Rachel le regarda longuement ne sachant si elle devait se fâcher de son insolence ou simplement lui expliquer. Elle opta pour la seconde.
− Clank, j’ignore ce que tu sais de la situation mais ce n’est pas le fait que Gabriel parte pour une borne qui est le problème, c’est qu’il ne revienne jamais. Comprends-tu ! Mon père croit qu’il y a piège sous roche.
− Sarah nous a dit que Gabriel ne devait partir qu’une borne et que tu dramatisais le reste. Si tu ne crois plus ton mari lorsqu’il promet de revenir c’est que tu n’as plus confiance en lui et ça c’est bien triste.
− Sarah ! Encore elle ! se dit Rachel amère. Merci d’avoir eu le courage de venir me parler. Sache que la raison que ma fille vous a donnée n’est pas la bonne ! Maintenant, retourne à ton travail, Clank.
− Bien, Créateur.
Plus du tout certain d’avoir fait la bonne chose, Clank s’en retourna tout penaud.
À la nuit tombée, Rachel se réveilla en sueur.

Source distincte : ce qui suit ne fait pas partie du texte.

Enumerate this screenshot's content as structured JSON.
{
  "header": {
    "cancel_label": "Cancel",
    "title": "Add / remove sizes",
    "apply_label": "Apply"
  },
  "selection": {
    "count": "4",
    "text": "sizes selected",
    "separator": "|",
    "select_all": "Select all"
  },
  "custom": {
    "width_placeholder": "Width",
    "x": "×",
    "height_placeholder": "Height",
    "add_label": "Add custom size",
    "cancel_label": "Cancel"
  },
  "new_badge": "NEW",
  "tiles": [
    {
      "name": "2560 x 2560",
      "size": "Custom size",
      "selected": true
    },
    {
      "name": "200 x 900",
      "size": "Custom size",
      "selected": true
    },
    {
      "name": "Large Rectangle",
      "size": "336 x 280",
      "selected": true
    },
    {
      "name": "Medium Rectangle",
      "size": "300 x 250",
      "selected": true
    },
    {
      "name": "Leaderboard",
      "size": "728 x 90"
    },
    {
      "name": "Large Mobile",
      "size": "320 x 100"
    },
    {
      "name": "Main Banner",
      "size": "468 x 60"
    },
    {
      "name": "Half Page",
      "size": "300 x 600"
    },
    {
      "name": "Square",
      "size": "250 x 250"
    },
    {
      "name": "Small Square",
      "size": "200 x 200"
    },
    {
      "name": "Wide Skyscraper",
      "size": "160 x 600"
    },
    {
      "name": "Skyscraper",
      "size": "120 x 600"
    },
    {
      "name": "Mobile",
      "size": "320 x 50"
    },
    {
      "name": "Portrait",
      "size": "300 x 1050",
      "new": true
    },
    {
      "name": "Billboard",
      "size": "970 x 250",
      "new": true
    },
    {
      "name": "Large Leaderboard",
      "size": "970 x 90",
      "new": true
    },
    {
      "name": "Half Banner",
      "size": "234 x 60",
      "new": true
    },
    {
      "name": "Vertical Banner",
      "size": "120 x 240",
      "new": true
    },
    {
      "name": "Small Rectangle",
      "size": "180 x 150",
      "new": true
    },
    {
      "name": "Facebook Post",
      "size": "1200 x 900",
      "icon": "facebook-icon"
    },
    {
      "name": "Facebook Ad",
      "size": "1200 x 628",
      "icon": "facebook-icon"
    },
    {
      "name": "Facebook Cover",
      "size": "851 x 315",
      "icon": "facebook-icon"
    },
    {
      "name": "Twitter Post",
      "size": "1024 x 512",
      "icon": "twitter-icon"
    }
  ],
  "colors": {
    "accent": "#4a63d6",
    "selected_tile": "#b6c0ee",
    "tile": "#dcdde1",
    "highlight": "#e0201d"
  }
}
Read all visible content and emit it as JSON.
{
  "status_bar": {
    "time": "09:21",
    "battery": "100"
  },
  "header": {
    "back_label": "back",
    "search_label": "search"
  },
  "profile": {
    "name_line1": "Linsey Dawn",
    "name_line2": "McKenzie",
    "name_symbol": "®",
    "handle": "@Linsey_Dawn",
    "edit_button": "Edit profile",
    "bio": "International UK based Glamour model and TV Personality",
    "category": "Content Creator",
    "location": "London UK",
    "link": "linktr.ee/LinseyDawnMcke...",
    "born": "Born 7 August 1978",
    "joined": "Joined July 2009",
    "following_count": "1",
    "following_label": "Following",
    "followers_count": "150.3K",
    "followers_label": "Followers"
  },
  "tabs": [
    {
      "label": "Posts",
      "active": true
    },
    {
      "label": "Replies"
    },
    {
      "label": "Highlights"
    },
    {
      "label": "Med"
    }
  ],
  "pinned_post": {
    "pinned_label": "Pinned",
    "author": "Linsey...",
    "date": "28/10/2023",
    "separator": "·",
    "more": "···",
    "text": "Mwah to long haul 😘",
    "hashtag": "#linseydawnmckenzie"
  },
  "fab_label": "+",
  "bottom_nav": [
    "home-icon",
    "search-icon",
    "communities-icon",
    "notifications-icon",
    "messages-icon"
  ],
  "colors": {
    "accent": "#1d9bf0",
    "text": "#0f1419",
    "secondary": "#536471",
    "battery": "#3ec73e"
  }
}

− Gab, Gab, j’ai quelque chose à te dire.
– Oui, poussin, répondit-il tout endormi.
− Gab, je consens que tu ailles chez les civilisés, il n’est plus question d’endurer ce martyr plus longtemps.
− Quoi ? Tu veux…
− Les ouvriers n’en peuvent vraiment plus, je n’en peux plus, je ne cesse de perdre des bébés, rien ne peut être pire que cette situation. Pars avec Sarah, c’est moi qui te le demande.
Parfaitement réveillé, il assied son long corps nu en l’appuyant au mur frais.
− D’accord, j’irai mais ce ne sera pas avec joie. Mon amour, je ne te quitterai jamais, tu seras toujours dans ma pensée. Je t’aime tant !
Ils firent l’amour encore et encore mais aucun rire ne vint teinter leurs ébats.
Le départ de Gabriel
Le Grand Commissaire envoya une petite délégation chercher Gabriel. Une femme magnifique descendit du vaisseau. Son secrétaire la suivit avec une mallette. Le chauffeur privé du gouverneur vint les chercher pour les amener en son manoir.
Cette femme inspirait à la fois l’intelligence, le raffinement et la beauté. Elle remit au gouverneur les documents officiels qui relaxaient le travail intensif. Elle lui promit de venir signer le contrat d’annulation qui stipulait que la dite planète Verte serait à l’avenir exempte d’impôts et de surcharge de travail, dès que Gabriel se sera engagé.